Allungo la mano per toccare un ciottolo per qualche secondo e una goccia rimane sul dito. In quel momento, Dustin fa capolino dalla porta, sorridente, mentre infila i ricci nel suo cappellino.

«Via!» urla verso il gatto, facendo la voce grossa «Dopo Mews, nessun gatto vale la pena per me» aggiunge puntando il dito verso l'uscita.

Mi ricompongo, alzando il braccio verso Dustin e scuotendo la mano in un saluto. Percepisco un brivido lì dove la goccia scivola, e si infila nelle maniche del mio giubbotto. Dustin si volta e corre verso di me.

«Ma da quanto stavi aspettando in mezzo alla strada? Potevi entrare!» afferma poggiando una mano sulla mia spalla.

Mi gratto il capo «Umh, da poco, tranquillo»

La verità? Avevo aspettato per due quarti d'ora, ma quando la mente corre, non ti accorgi del tempo che passa, in particolare quando in tutta la vita non hai fatto altro che aspettare, a quel punto viene naturale.

Aspettare il divorzio dei tuoi genitori, anche se doloroso, aspettare di poter scoprire l'amicizia mentre le tue gambe spingono verso l'alto, seduto sull'altalena, aspettare tua madre davanti all'uscita di scuola finché non sei l'unico rimasto e hai seguito con la coda dell'occhio tutti i tuoi compagni, mano nella mano, tornare a casa. Aspettare la prima cotta alle elementari, come i tuoi amici, ma non vederla arrivare da nessun angolo, se non al tuo fianco. E urlare nel cuscino senza riuscire a capire neanche te stesso. Aspettare che qualcuno ti trovi, mentre sei nascosto, aspettare che qualcuno ti faccia quella domanda, perché da solo non riusciresti. Aspettare finché il tempo di un ricordo si fa così lontano da iniziare a vederlo sgretolarsi anno dopo anno. Il desiderio di dimenticare.

«Per ripagarti allora... » Dustin lascia scivolare la bretella dello zaino, appoggiandolo con un tonfo a terra, sulla stradina ancora bagnata dalla pioggia «Porca puttana é bagnato!» impreca contro sé stesso, subito dopo essersene reso conto.

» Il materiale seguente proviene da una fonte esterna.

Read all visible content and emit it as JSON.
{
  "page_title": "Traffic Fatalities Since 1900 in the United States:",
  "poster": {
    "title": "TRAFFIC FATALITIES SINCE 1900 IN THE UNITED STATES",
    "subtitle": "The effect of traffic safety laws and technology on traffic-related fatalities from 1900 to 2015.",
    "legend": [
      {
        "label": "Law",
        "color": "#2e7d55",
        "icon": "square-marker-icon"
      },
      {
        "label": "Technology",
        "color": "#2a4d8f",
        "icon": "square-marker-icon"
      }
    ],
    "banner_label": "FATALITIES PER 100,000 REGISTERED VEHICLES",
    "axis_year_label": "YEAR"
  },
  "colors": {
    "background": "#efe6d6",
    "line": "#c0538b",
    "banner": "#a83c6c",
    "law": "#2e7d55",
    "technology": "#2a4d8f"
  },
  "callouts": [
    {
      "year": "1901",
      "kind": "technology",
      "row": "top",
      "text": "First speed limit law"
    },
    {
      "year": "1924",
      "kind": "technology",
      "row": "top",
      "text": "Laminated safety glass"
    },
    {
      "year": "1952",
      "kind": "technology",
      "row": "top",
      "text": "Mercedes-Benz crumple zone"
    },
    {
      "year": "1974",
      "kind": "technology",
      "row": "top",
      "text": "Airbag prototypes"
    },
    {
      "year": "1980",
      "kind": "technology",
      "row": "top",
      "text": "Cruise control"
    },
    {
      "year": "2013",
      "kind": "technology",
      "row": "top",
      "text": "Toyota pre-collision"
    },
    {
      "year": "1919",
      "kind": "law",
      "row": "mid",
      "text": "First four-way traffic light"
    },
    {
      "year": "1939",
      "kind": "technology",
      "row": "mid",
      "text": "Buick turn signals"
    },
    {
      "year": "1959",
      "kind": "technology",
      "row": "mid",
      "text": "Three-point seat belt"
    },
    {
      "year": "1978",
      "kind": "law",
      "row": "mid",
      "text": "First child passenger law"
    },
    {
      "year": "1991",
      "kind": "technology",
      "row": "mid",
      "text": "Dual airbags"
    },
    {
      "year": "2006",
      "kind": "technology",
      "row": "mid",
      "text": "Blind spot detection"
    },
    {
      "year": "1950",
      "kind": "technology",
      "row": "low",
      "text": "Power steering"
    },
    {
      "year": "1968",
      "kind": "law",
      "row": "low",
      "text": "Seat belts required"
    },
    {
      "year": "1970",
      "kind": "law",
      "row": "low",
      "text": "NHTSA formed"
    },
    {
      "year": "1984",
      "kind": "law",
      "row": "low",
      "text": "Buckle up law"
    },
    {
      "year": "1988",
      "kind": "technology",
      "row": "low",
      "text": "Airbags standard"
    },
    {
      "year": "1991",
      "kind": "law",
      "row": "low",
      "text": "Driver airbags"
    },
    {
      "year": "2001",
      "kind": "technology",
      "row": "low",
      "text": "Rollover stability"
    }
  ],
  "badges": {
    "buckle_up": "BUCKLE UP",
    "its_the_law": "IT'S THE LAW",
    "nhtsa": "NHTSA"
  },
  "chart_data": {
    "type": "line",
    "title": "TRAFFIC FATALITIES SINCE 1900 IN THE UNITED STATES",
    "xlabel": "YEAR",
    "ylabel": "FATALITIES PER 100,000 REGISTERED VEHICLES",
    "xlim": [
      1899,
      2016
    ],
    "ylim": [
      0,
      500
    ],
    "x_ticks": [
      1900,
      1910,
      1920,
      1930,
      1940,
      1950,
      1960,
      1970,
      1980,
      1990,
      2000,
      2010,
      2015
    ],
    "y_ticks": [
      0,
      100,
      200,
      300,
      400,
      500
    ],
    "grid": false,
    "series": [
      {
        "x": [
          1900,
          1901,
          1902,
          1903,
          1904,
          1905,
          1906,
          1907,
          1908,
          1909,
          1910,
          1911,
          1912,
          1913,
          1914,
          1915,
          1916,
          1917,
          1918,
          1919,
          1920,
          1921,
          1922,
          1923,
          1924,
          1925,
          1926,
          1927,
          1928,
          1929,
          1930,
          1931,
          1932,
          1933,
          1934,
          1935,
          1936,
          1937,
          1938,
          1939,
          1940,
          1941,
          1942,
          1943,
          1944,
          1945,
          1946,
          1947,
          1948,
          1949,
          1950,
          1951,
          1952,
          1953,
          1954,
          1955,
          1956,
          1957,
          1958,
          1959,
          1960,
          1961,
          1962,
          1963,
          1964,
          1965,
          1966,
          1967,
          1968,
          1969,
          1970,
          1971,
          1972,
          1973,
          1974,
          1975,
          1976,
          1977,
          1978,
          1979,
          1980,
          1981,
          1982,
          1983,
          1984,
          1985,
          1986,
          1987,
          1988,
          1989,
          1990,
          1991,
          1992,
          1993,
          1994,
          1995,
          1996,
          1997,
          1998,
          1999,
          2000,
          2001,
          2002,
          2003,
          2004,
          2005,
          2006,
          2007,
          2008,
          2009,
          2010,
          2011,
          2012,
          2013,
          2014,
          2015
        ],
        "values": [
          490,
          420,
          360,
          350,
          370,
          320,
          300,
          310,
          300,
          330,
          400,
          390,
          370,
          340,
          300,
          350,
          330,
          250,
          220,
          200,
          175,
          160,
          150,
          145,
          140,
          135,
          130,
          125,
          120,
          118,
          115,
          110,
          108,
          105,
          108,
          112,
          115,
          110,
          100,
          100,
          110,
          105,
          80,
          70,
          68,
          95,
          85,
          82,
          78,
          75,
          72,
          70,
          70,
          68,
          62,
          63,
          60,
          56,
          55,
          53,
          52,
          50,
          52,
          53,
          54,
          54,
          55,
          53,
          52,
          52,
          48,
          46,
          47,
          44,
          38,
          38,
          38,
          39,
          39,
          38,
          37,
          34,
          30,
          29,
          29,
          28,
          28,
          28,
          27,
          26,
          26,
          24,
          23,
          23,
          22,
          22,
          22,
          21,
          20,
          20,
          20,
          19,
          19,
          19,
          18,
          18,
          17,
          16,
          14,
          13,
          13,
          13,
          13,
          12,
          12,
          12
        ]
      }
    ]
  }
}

Il viso si contrae in una smorfia che sembra durare solo pochi secondi.

Dustin alza il capo verso di me e mi sorride. Senza che io possa controllarlo, sorrido di rimando, felice di averlo lì con me. Dopodiché infila le mani nel suo zaino e lo osservo tirar fuori tutto fuorché, sembrerebbe, ciò che cerca.

«Ma che hai lì dentro?» chiedo sporgendomi, mentre lui sembra impegnato nella ricerca. Barrette intere di cioccolato, strisce di liquirizia, cioccolatini, il suo zaino sembra il ripostiglio della befana.

«Per sicurezza, Will, è tutto per la tutela delle mie energie» risponde tirando fuori una manciata di caramelle alla menta.

Una risata sincera fuoriesce dalla mia bocca e per qualche secondo, sembro veramente dimenticarmi di tutto, in compagnia di Dustin «Quindi pensi che la signora Wheeler ci farà morire di fame la vigilia di Natale?»

«Ah non lo so, ma cenare tardi non fa per me!» risponde porgendo dalla mano le stesse caramelle alla menta, verso di me. Improvvisamente ricordo e sono grato di averlo lì con me.